Election 2020 'has enormous implications for student loan debt'
As millions of Americans cast their votes on Tuesday — after more than 100 million voted already — the stakes are high for more than 40 million Americans holding student loans.
“This election has enormous implications for student loan debt,” Debbie Cochrane, executive vice president at the The Institute of College Access and Success, told Yahoo Finance Live (video above). “The two candidates that are on the ballot… have very different versions of college costs, college affordability, and student loan debt.”
President Donald Trump’s first term was “really focused a lot on regulation” and “not necessarily investing more in public higher education or financial aid,” she explained, adding that “a lot of those efforts have been about unleashing the for-profit college” industry.
A Biden administration, which has a “very ambitious agenda,” she continued, could overturn many of those policies while also making college much more affordable to all students — especially those who come from lower-income families.
For-profits’ performance during pandemic is ‘not surprising’
No matter how the election shakes out, the pandemic and resulting recession have led to for-profit colleges registering an uptick in enrollments in the fall.
According to the National Student Clearinghouse Research Center, for-profit colleges saw an increase in undergraduate enrollments this fall by 3% while community colleges saw a 9.4% decline. For-profit colleges also saw a 9.3% increase in graduate enrollment while public four-year-colleges saw a 4% increase in graduate students.
Looking at the first-time student numbers, the difference is stark: While public four-year colleges saw a decline of roughly 13.7% for all age groups — the most pronounced being those between 21 and 24 — for-profit schools saw an increase in enrollment of 3.7%. Students from the 21 to 29 age groups constituted the biggest increases.
“We have seen a massive expansion in for-profit college enrollment, and we have seen the subsequent harm it caused,” Stephanie Cellini, professor of public policy and economics at George Washington University, noted in an article for the Brookings Institution think tank. “The difference this time is that we have the evidence to predict what will happen.”

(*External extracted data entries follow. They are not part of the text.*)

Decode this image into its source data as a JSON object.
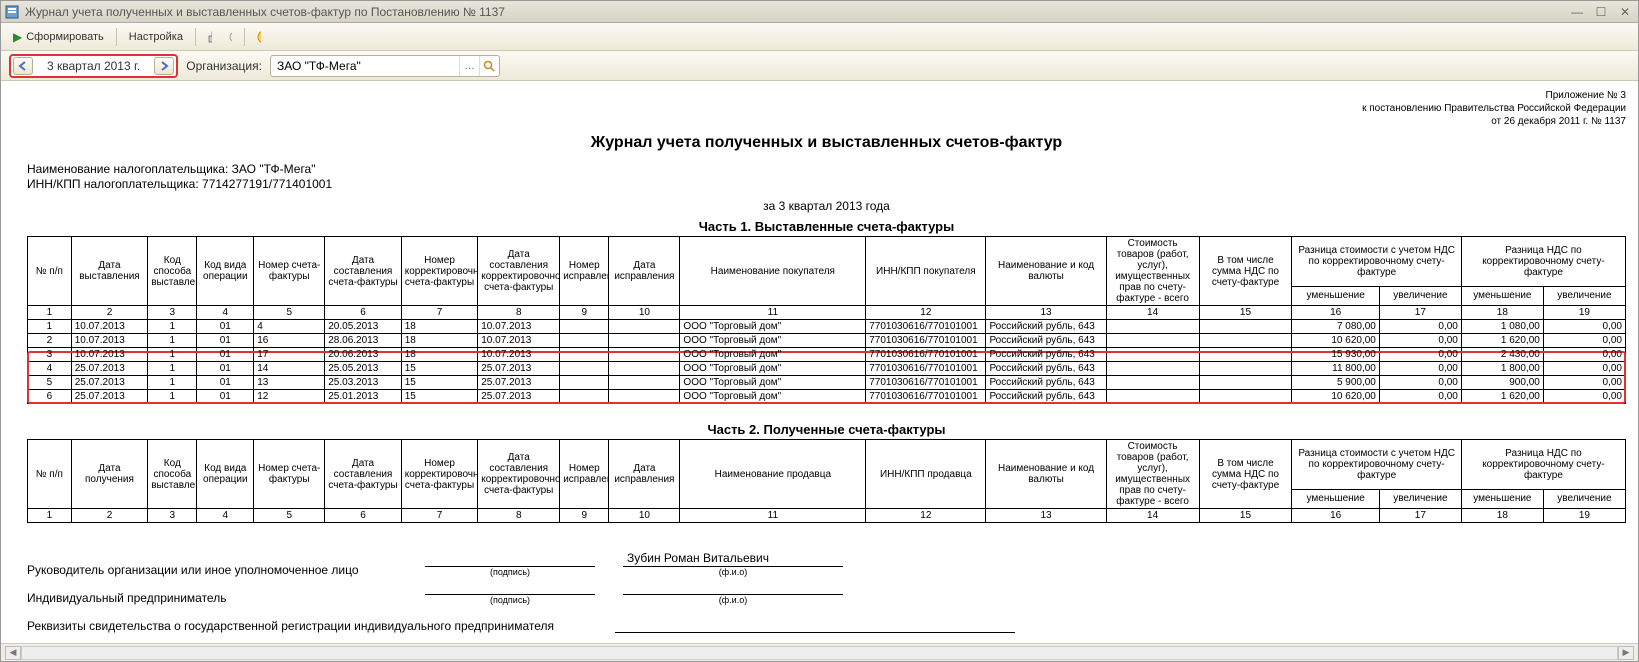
{
  "window": {
    "title": "Журнал учета полученных и выставленных счетов-фактур по Постановлению № 1137"
  },
  "toolbar": {
    "generate": "Сформировать",
    "settings": "Настройка"
  },
  "params": {
    "period": "3 квартал 2013 г.",
    "org_label": "Организация:",
    "org_value": "ЗАО \"ТФ-Мега\""
  },
  "appendix": {
    "l1": "Приложение № 3",
    "l2": "к постановлению Правительства Российской Федерации",
    "l3": "от 26 декабря 2011 г. № 1137"
  },
  "report": {
    "title": "Журнал учета полученных и выставленных счетов-фактур",
    "taxpayer_label": "Наименование налогоплательщика:",
    "taxpayer": "ЗАО \"ТФ-Мега\"",
    "innkpp_label": "ИНН/КПП налогоплательщика:",
    "innkpp": "7714277191/771401001",
    "period_line": "за 3 квартал 2013 года"
  },
  "part1": {
    "title": "Часть 1. Выставленные счета-фактуры",
    "headers_top": [
      "№ п/п",
      "Дата выставления",
      "Код способа выставления",
      "Код вида операции",
      "Номер счета-фактуры",
      "Дата составления счета-фактуры",
      "Номер корректировочного счета-фактуры",
      "Дата составления корректировочного счета-фактуры",
      "Номер исправления",
      "Дата исправления",
      "Наименование покупателя",
      "ИНН/КПП покупателя",
      "Наименование и код валюты",
      "Стоимость товаров (работ, услуг), имущественных прав по счету-фактуре - всего",
      "В том числе сумма НДС по счету-фактуре",
      "Разница стоимости с учетом НДС по корректировочному счету-фактуре",
      "Разница НДС по корректировочному счету-фактуре"
    ],
    "sub16_17": [
      "уменьшение",
      "увеличение"
    ],
    "sub18_19": [
      "уменьшение",
      "увеличение"
    ],
    "colnums": [
      "1",
      "2",
      "3",
      "4",
      "5",
      "6",
      "7",
      "8",
      "9",
      "10",
      "11",
      "12",
      "13",
      "14",
      "15",
      "16",
      "17",
      "18",
      "19"
    ],
    "rows": [
      {
        "n": "1",
        "d": "10.07.2013",
        "c3": "1",
        "c4": "01",
        "c5": "4",
        "c6": "20.05.2013",
        "c7": "18",
        "c8": "10.07.2013",
        "c9": "",
        "c10": "",
        "buyer": "ООО \"Торговый дом\"",
        "inn": "7701030616/770101001",
        "cur": "Российский рубль, 643",
        "c14": "",
        "c15": "",
        "c16": "7 080,00",
        "c17": "0,00",
        "c18": "1 080,00",
        "c19": "0,00"
      },
      {
        "n": "2",
        "d": "10.07.2013",
        "c3": "1",
        "c4": "01",
        "c5": "16",
        "c6": "28.06.2013",
        "c7": "18",
        "c8": "10.07.2013",
        "c9": "",
        "c10": "",
        "buyer": "ООО \"Торговый дом\"",
        "inn": "7701030616/770101001",
        "cur": "Российский рубль, 643",
        "c14": "",
        "c15": "",
        "c16": "10 620,00",
        "c17": "0,00",
        "c18": "1 620,00",
        "c19": "0,00"
      },
      {
        "n": "3",
        "d": "10.07.2013",
        "c3": "1",
        "c4": "01",
        "c5": "17",
        "c6": "20.06.2013",
        "c7": "18",
        "c8": "10.07.2013",
        "c9": "",
        "c10": "",
        "buyer": "ООО \"Торговый дом\"",
        "inn": "7701030616/770101001",
        "cur": "Российский рубль, 643",
        "c14": "",
        "c15": "",
        "c16": "15 930,00",
        "c17": "0,00",
        "c18": "2 430,00",
        "c19": "0,00"
      },
      {
        "n": "4",
        "d": "25.07.2013",
        "c3": "1",
        "c4": "01",
        "c5": "14",
        "c6": "25.05.2013",
        "c7": "15",
        "c8": "25.07.2013",
        "c9": "",
        "c10": "",
        "buyer": "ООО \"Торговый дом\"",
        "inn": "7701030616/770101001",
        "cur": "Российский рубль, 643",
        "c14": "",
        "c15": "",
        "c16": "11 800,00",
        "c17": "0,00",
        "c18": "1 800,00",
        "c19": "0,00"
      },
      {
        "n": "5",
        "d": "25.07.2013",
        "c3": "1",
        "c4": "01",
        "c5": "13",
        "c6": "25.03.2013",
        "c7": "15",
        "c8": "25.07.2013",
        "c9": "",
        "c10": "",
        "buyer": "ООО \"Торговый дом\"",
        "inn": "7701030616/770101001",
        "cur": "Российский рубль, 643",
        "c14": "",
        "c15": "",
        "c16": "5 900,00",
        "c17": "0,00",
        "c18": "900,00",
        "c19": "0,00"
      },
      {
        "n": "6",
        "d": "25.07.2013",
        "c3": "1",
        "c4": "01",
        "c5": "12",
        "c6": "25.01.2013",
        "c7": "15",
        "c8": "25.07.2013",
        "c9": "",
        "c10": "",
        "buyer": "ООО \"Торговый дом\"",
        "inn": "7701030616/770101001",
        "cur": "Российский рубль, 643",
        "c14": "",
        "c15": "",
        "c16": "10 620,00",
        "c17": "0,00",
        "c18": "1 620,00",
        "c19": "0,00"
      }
    ]
  },
  "part2": {
    "title": "Часть 2. Полученные счета-фактуры",
    "headers_top": [
      "№ п/п",
      "Дата получения",
      "Код способа выставления",
      "Код вида операции",
      "Номер счета-фактуры",
      "Дата составления счета-фактуры",
      "Номер корректировочного счета-фактуры",
      "Дата составления корректировочного счета-фактуры",
      "Номер исправления",
      "Дата исправления",
      "Наименование продавца",
      "ИНН/КПП продавца",
      "Наименование и код валюты",
      "Стоимость товаров (работ, услуг), имущественных прав по счету-фактуре - всего",
      "В том числе сумма НДС по счету-фактуре",
      "Разница стоимости с учетом НДС по корректировочному счету-фактуре",
      "Разница НДС по корректировочному счету-фактуре"
    ]
  },
  "signatures": {
    "l1": "Руководитель организации или иное уполномоченное лицо",
    "l2": "Индивидуальный предприниматель",
    "l3": "Реквизиты свидетельства о государственной регистрации индивидуального предпринимателя",
    "podpis": "(подпись)",
    "fio": "(ф.и.о)",
    "manager": "Зубин Роман Витальевич"
  }
}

And given the likelihood of Democrats bringing back Obama-era policies to curb predatory behavior — or even going further and enacting more guard rails — the current situation is “is a very sensitive time for the for-profit college industry,” Cochrane added, noting that the problems that have been festering in for-profit industry during the Trump administration schools are likely to “grow exponentially.”
‘All hope is not lost’
The first thing the presidential winner should do, Cochrane stressed, was to extend the payment pause that President Trump announced first in March.
The interest-free pause on all student loans — which was extended until the end of this year — “should be extended and applied to all, not just federal student loan borrowers,” Cochrane said.
“If student loan payments resume on January 1, repayment will compound the difficulty created by unprecedented labor shocks and ongoing economic hardship,” 77 organizations — from the American Federation of Teachers to the NAACP — stated in a recent letter to Education Secretary Betsy DeVos. “If the cliff isn’t resolved, borrowers will find it harder than ever to make ends meet as they are thrown back into repayment or forced collections while the economy continues to suffer.”
In any case, there is a clear opportunity for more borrowers to get on an income-driven repayment plan and pay back the debt at an affordable rate.
“All hope is not lost if people still can’t afford their student loan debt, but they need to get back into that rhythm” of paying back their student loans, Cochrane added.